How Was the Study Conducted?
A team of researchers from the Institute of Psychology at the Chinese Academy of Sciences developed a unique device for delivering scents in measured doses, activated by human smell. During the study, this device was responsible for delivering various aromas to the participants’ noses, including scents like apple, onion, lemon, and flowers.
In total, 229 volunteers participated in the study. The scientists aimed to determine how quickly participants could distinguish between two different scents presented at precisely measured time intervals and in varying orders.
The team found that when two scents were presented one after the other, volunteers could detect the difference between them in just 0.06 seconds—ten times faster than previously thought.
The experiment also confirmed that the stronger the concentration of a scent, the quicker our noses can identify it.

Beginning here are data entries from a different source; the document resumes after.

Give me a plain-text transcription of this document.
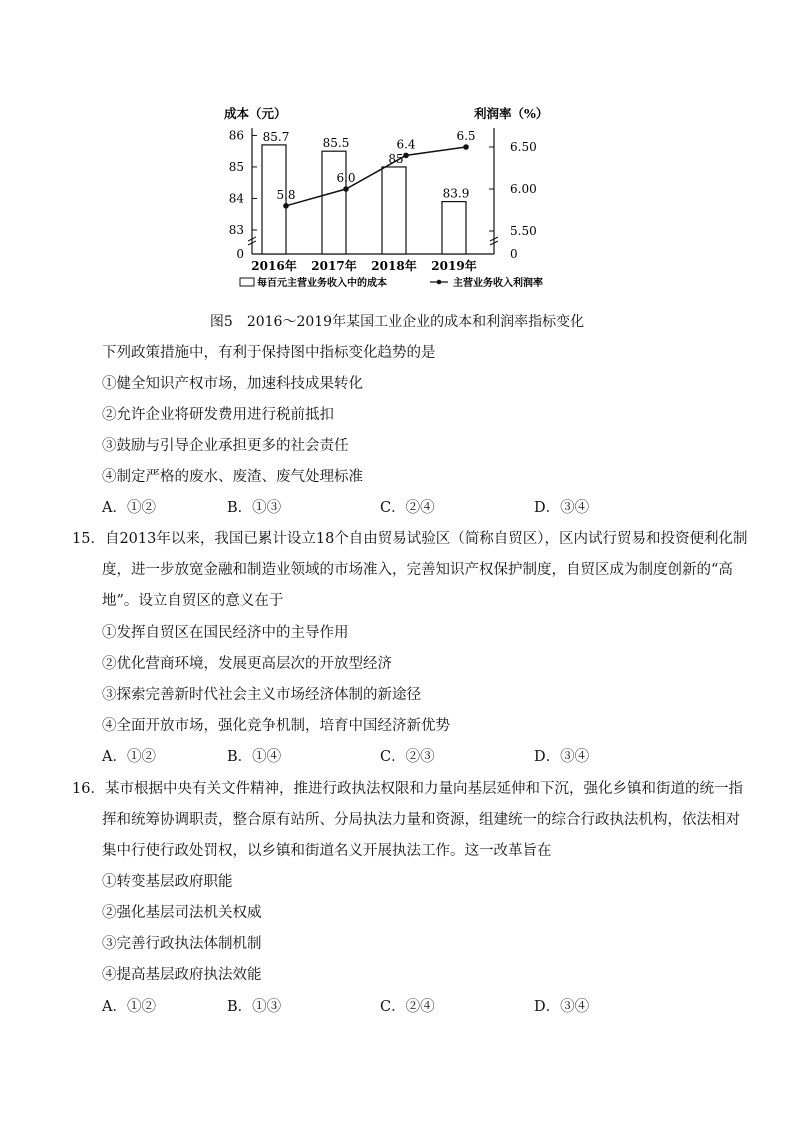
成本（元）	利润率（%）
0
83
84
85
86
0
5.50
6.00
6.50
85.7
2016年
85.5
2017年
85
2018年
83.9
2019年
5.8
6.0
6.4
6.5
每百元主营业务收入中的成本	主营业务收入利润率
图5　2016～2019年某国工业企业的成本和利润率指标变化
下列政策措施中，有利于保持图中指标变化趋势的是
①健全知识产权市场，加速科技成果转化
②允许企业将研发费用进行税前抵扣
③鼓励与引导企业承担更多的社会责任
④制定严格的废水、废渣、废气处理标准
A．①②	B．①③	C．②④	D．③④
15．自2013年以来，我国已累计设立18个自由贸易试验区（简称自贸区），区内试行贸易和投资便利化制
度，进一步放宽金融和制造业领域的市场准入，完善知识产权保护制度，自贸区成为制度创新的“高
地”。设立自贸区的意义在于
①发挥自贸区在国民经济中的主导作用
②优化营商环境，发展更高层次的开放型经济
③探索完善新时代社会主义市场经济体制的新途径
④全面开放市场，强化竞争机制，培育中国经济新优势
A．①②	B．①④	C．②③	D．③④
16．某市根据中央有关文件精神，推进行政执法权限和力量向基层延伸和下沉，强化乡镇和街道的统一指
挥和统筹协调职责，整合原有站所、分局执法力量和资源，组建统一的综合行政执法机构，依法相对
集中行使行政处罚权，以乡镇和街道名义开展执法工作。这一改革旨在
①转变基层政府职能
②强化基层司法机关权威
③完善行政执法体制机制
④提高基层政府执法效能
A．①②	B．①③	C．②④	D．③④
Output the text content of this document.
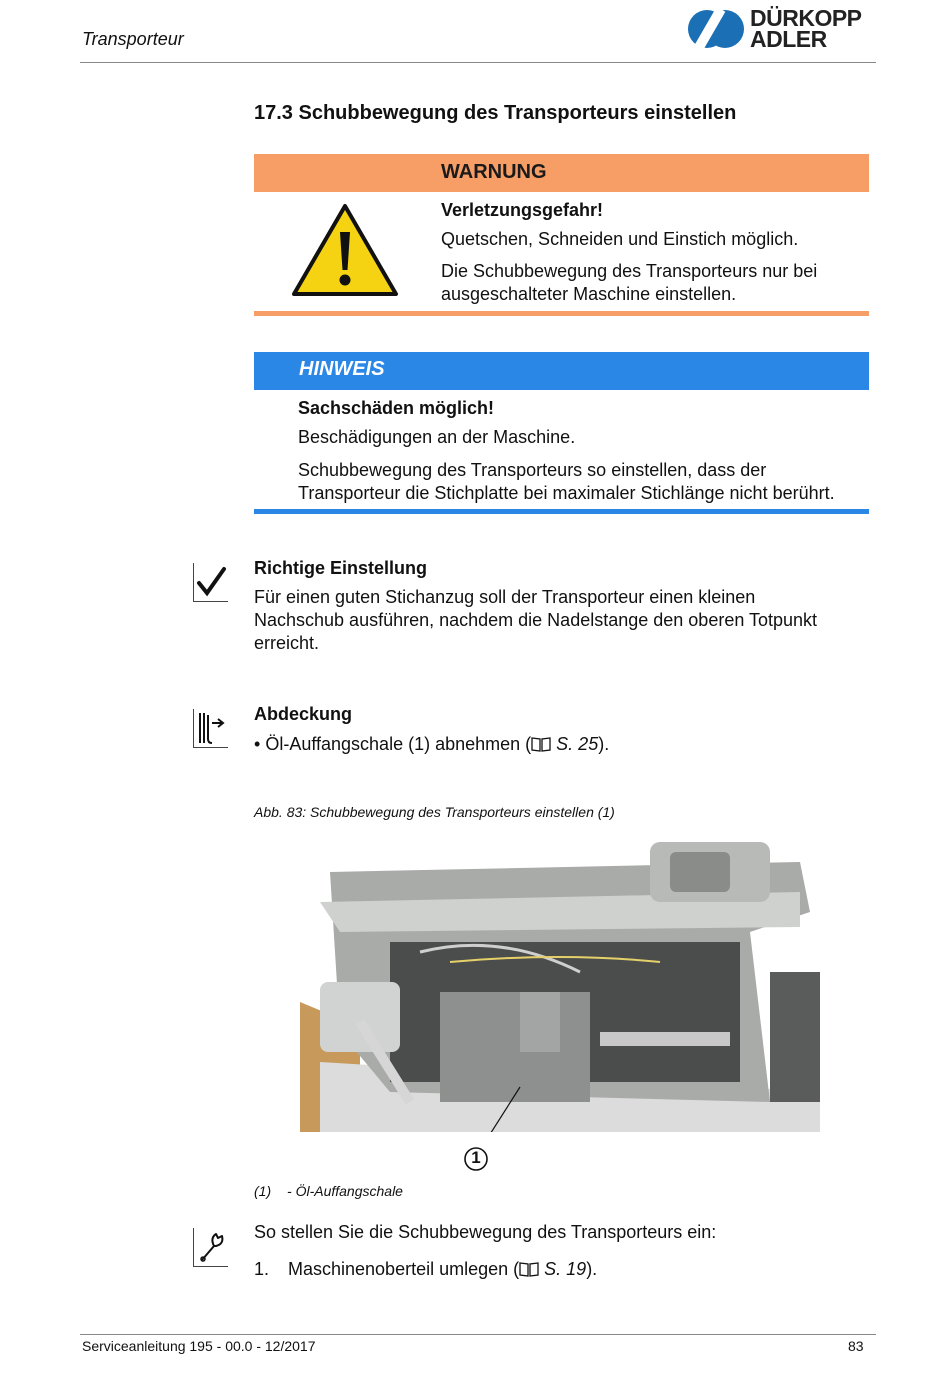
Transporteur
DÜRKOPP
ADLER
17.3 Schubbewegung des Transporteurs einstellen
WARNUNG
Verletzungsgefahr!
Quetschen, Schneiden und Einstich möglich.
Die Schubbewegung des Transporteurs nur bei
ausgeschalteter Maschine einstellen.
HINWEIS
Sachschäden möglich!
Beschädigungen an der Maschine.
Schubbewegung des Transporteurs so einstellen, dass der
Transporteur die Stichplatte bei maximaler Stichlänge nicht berührt.
Richtige Einstellung
Für einen guten Stichanzug soll der Transporteur einen kleinen
Nachschub ausführen, nachdem die Nadelstange den oberen Totpunkt
erreicht.
Abdeckung
• Öl-Auffangschale (1) abnehmen ( S. 25).
Abb. 83: Schubbewegung des Transporteurs einstellen (1)
1
(1) - Öl-Auffangschale
So stellen Sie die Schubbewegung des Transporteurs ein:
1. Maschinenoberteil umlegen ( S. 19).
Serviceanleitung 195 - 00.0 - 12/2017	83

Dr. Wen Zhou, a co-author of the study, noted that inhaling scents is not like a “long-exposure photograph” that averages different smells; rather, it is a process sensitive to change.
In their report, the researchers stated, “Our results showed that human olfactory perception is sensitive to chemical dynamics within a single breath and provided behavioral evidence for the temporal coding of odor identity.”
The findings from this research were published in the journal Nature Human Behaviour.
About Another Study on Scents
In a separate recent study, a team from the University of Erlangen-Nuremberg (Germany) compared the chemical composition of scent samples from 18 infants aged from just days old to three years, with 18 teenagers aged 14 to 18 years.
The team discovered that teenagers have a distinct scent made up of a mixture of sweat, urine, musk, and sandalwood. Meanwhile, the body odor samples from infants were described as reminiscent of “violet,” as well as “soap and perfume.”